Review : ZTE Spro 2 Smart Projector

Clever device combines mobile hotspot, Android tablet, and projector for the ultimate entertainment experience

MacNN Rating:


Product Manufacturer: ZTE

Price: $600

The Good

  • Bright, sharp picture
  • Easy to use with touchscreen controls
  • Connects to myriads of devices and services

The Bad

  • Fairly expensive
  • Heats up rapidly without optimal airflow
  • Sound quality isn't incredible
Home theaters are becoming more and more accessible these days, but maybe you've been a bit wary about buying a home projector. And honestly, we don't blame you. Until recently, your options for home projectors have been slim, all with obvious downfalls. Most home projectors weren't affordable or user friendly, or if they were, they simply weren't bright enough or designed to work with your electronics. That's not the case anymore, and we're going to show you how easy at-home projection can be with the ZTE Spro 2 Smart Projector.

As a Projector

Do you need a projector? No. Are you going to want a projector after seeing this little gem? Probably. It's a pint-sized projector that can be taken just about anywhere. The image quality of this projector is spectacular, boasting a 200 lumens output and a 720p resolution. We found that on maximum brightness, we were able to project in even a fairly bright room during the day, but blinds or dark curtains will certainly help set the movie theater mood if that's what you're going for. Though, we had no problem being able to project a clear picture when we had our lamps on, either, meaning that it's a plausible TV replacement that doesn't prevent others from being able to work on other things. We set it up against the wall of a living room, and managed to get a crystal-clear 106-inch screen.

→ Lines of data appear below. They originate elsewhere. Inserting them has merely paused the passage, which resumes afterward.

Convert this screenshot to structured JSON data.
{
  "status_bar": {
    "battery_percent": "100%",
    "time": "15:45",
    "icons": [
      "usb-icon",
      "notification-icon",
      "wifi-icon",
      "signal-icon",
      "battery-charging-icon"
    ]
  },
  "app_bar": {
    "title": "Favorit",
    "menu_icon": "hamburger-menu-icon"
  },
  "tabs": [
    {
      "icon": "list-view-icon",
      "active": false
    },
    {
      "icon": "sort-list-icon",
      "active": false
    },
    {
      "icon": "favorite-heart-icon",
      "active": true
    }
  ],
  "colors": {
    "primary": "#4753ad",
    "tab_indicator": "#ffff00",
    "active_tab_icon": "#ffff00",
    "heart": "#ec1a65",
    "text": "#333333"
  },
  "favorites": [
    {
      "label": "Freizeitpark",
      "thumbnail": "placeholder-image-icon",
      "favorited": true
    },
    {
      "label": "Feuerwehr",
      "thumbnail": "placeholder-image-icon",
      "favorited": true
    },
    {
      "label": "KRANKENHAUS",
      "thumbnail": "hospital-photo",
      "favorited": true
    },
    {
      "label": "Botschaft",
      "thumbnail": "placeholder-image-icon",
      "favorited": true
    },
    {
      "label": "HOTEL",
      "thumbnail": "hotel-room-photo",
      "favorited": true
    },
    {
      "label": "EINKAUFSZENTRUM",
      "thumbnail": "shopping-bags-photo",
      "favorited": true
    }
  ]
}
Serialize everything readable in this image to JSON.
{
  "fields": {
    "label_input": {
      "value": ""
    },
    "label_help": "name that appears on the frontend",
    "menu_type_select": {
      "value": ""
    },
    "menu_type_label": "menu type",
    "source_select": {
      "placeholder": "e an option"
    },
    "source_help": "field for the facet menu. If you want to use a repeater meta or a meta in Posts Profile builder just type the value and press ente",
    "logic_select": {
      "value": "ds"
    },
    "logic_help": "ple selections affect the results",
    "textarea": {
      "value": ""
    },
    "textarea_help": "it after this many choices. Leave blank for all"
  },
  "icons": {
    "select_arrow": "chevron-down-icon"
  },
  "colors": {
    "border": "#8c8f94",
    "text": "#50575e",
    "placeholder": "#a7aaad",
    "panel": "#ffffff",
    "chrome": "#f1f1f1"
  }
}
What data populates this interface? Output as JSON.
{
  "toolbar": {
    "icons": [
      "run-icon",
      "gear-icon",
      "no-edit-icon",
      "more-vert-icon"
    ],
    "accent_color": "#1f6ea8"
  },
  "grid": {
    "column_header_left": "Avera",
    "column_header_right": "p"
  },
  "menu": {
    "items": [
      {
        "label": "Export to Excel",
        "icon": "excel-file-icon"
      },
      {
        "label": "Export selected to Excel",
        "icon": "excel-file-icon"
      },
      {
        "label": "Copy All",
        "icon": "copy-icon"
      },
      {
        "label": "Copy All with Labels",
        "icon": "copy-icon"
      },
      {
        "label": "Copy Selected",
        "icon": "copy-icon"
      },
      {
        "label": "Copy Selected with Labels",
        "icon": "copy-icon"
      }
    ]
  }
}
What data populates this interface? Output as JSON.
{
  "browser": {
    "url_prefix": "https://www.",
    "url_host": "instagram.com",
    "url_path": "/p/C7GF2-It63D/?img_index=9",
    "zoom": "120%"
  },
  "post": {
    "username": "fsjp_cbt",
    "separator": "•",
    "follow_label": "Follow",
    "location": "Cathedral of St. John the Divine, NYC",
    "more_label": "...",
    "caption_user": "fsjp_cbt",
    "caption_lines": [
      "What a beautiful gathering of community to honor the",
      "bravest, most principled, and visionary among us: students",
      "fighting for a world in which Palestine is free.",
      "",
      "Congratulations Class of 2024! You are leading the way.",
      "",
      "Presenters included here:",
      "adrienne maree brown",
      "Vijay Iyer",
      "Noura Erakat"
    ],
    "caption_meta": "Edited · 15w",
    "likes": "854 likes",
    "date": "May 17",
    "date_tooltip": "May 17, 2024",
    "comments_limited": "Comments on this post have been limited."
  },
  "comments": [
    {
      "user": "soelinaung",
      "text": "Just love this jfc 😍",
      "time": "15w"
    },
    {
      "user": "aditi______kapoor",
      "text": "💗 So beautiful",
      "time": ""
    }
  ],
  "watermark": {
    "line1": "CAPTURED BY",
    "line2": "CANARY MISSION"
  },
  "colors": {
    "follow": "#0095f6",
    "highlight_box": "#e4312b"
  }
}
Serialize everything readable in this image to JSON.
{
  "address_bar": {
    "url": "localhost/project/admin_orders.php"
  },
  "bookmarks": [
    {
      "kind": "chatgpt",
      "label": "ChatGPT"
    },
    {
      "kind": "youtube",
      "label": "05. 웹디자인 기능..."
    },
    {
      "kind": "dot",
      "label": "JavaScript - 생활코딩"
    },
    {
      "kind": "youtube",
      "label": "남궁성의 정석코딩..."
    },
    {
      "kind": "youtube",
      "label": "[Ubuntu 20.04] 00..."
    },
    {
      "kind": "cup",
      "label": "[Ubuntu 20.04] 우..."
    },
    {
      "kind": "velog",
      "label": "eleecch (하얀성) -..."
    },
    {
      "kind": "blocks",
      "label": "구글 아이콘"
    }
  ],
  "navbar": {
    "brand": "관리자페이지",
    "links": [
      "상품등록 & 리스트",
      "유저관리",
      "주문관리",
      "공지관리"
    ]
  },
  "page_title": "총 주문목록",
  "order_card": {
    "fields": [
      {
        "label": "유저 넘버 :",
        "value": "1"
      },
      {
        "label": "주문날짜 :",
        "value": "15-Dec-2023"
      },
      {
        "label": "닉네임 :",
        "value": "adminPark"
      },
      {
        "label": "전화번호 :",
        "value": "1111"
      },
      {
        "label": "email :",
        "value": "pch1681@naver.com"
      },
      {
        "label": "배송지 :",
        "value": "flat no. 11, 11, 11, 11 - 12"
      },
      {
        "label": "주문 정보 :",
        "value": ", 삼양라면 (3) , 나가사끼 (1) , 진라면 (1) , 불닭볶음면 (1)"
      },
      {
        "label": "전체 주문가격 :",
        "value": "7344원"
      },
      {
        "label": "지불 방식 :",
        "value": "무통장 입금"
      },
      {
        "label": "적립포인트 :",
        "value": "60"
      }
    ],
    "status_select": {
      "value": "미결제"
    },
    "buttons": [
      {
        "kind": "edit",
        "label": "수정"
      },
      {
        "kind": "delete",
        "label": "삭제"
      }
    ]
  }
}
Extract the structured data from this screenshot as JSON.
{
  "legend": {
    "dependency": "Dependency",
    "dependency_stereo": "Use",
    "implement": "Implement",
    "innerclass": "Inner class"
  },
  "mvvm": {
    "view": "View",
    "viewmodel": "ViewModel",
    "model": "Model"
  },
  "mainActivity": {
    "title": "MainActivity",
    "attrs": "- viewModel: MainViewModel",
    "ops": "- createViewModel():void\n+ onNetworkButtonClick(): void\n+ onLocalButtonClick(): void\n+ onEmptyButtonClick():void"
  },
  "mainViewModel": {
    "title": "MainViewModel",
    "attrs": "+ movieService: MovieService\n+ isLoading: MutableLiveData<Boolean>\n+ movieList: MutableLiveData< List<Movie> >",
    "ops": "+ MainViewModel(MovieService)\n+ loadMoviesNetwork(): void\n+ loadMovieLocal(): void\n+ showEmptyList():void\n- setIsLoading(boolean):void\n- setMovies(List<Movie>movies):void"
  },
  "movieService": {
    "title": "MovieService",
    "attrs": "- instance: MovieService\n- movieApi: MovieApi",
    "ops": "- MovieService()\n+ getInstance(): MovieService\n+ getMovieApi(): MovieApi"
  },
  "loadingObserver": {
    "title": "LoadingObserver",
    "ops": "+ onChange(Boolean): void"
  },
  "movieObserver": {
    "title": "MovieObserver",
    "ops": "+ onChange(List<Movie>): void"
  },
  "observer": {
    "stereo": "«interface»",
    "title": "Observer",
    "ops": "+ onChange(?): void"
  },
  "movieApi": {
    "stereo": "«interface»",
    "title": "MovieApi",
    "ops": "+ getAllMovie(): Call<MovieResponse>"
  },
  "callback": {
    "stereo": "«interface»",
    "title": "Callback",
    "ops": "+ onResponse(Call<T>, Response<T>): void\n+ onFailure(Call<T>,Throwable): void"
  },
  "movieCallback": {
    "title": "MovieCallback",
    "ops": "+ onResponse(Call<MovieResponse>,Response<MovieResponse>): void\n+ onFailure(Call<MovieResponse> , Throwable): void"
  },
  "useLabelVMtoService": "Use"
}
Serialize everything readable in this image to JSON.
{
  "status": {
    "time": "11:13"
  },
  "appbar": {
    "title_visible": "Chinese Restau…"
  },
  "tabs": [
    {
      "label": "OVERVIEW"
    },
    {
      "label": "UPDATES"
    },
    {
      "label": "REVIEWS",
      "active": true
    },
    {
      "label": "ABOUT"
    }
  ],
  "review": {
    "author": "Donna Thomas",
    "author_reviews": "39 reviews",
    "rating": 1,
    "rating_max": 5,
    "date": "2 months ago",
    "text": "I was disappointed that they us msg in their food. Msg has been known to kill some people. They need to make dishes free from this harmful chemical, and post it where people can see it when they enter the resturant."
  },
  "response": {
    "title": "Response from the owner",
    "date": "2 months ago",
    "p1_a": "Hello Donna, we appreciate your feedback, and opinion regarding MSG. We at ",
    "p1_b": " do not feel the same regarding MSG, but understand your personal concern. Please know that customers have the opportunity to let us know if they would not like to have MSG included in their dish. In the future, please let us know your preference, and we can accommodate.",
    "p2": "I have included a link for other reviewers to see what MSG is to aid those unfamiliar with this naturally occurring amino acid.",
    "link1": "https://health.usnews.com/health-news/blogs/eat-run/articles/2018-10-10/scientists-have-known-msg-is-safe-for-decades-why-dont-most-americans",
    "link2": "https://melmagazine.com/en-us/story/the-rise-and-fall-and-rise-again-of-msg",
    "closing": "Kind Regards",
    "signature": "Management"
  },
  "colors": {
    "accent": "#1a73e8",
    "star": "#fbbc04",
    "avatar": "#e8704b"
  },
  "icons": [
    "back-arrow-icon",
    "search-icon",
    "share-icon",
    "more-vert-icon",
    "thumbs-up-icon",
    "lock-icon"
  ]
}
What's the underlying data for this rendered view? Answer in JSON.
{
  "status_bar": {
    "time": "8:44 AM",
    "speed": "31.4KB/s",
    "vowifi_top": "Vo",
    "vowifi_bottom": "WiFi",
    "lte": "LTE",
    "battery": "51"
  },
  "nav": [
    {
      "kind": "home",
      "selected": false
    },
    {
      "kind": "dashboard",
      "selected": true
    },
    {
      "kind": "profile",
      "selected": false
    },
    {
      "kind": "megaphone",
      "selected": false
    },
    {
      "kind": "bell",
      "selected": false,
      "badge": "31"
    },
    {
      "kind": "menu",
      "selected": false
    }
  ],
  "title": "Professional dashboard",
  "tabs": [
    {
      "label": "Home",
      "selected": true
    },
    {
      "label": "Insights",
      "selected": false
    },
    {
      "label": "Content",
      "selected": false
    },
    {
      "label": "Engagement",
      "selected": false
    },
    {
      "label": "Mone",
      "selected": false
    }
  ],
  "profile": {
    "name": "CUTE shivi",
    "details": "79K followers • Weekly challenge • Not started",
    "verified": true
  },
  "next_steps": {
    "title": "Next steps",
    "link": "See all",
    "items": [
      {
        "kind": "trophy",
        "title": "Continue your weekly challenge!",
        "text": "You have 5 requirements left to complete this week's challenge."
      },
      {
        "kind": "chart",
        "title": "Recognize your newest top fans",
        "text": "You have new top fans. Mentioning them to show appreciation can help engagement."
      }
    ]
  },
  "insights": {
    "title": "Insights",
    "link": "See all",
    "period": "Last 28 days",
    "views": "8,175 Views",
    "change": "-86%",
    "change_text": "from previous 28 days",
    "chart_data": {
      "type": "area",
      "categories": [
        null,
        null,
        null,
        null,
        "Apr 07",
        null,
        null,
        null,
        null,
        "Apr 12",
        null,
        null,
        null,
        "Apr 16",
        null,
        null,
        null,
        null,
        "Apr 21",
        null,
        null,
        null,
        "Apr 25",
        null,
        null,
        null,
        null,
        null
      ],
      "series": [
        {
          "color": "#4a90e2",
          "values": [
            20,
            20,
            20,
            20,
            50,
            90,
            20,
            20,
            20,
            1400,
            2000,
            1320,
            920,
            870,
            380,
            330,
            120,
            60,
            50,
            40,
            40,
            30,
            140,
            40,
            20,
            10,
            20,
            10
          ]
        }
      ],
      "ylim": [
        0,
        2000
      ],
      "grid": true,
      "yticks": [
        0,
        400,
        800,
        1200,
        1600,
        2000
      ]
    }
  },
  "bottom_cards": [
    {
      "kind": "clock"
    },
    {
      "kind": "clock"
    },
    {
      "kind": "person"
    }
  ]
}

Input wise, you've got a couple options. If you want to hook it up to a Roku, laptop, or cable box, it's got an HDMI port (and comes packed with an HDMI cable, which we thought was very considerate of ZTE,) as well as a USB port and a place for an SD card. This covers most of your bases for external input, barring the old-school RWY audio/visual jacks or cable input.

As a Tablet

It's not only a projector, but it's also an Android tablet with touch interface. If you want to play games on it, you can. If you want to run apps on it, you can. It's running Android 4.4 KitKat, boasts 2GB of Ram and 16 gigs of storage. If you've got a microSD card lying around, you can add up to 64GB of additional storage. We didn't care for the tablet function, beyond being able to install apps like Hulu, Netflix, and Youtube so we could easily watch videos from it, but even without it, we could hook up our Roku 3 or laptop and achieve the same thing. Still, if you're going to be taking the Spro outside to watch your favorite movies against the side of your house or fence, it's internal battery will certainly let you go wire-free -- at least for between two and three hours according to a few tests that we ran.

As a Mobile Hotspot

But you might be wondering how you could watch things that far from your router, and that's as reasonable a question as anything else, except that the Spro also runs on cellular data. And, if you so choose, it can be used to provide internet to up to 10 devices as well. That's right - this projector-turned-tablet is now a projector-turned-tablet-turned-mobile hotspot. So, if you want to take it outside, take it outside. Enjoy watching a movie wherever you want. The Spro 2 Smart Projector uses a Verizon sim card with a data plan that will run you about $5 a month.

The Flaw in the Design

Our main problem with the Spro 2 Smart Projector is that the sound quality from the projector itself is poor. There's almost no bass and it has a tinny or hollow sound. For watching the average Seinfeld marathon, it's not too bad, but if you're going to be watching movies or playing video games on it, we suggest that you pair it with a Bluetooth speaker or soundbar if at all possible.

Our second complaint: the projector gets hot, and then it gets loud -- coupled with weak sound, this is a bit of a problem. This little projector throws off a lot of heat on maximum brightness, which leads to the internal fans kicking on high. Anything you set it on is going to get rather warm very quickly, so we suggest you invest in a tripod that can help improve air circulation around this projector. We used a simple $10 tripod from Amazon and hooked it up to the projector, which gave it enough airflow to keep it quite a bit cooler.

The Verdict

Extra features aside, we still think that the best feature is that it's actually a small, incredibly functional projector. We've been living with it for a week and a half at this point, and we've started using it for everything. YouTube marathon? Put it on the projector. Date night movie? Put it on the projector. Playing Metal Gear Solid: Ground Zeros in preparation for Metal Gear Solid: The Phantom Pain? Put it on the projector. Impromptu shadow puppet show? Use the light from the projector. Really, there haven't been a lot of things that we haven't done with it, and we're entirely smitten.

If you're looking for an at-home projector, we highly suggest this one. It's not the cheapest option, but for all the features you get, it's well worth it. We think that this is one of the better projectors we've taken a look at in terms of quality and and ease of use. If you're interested in the ZTE Spro 2 Smart Projector, it'll run you $600, which isn't cheap but should prove to be a smart investment in the long run.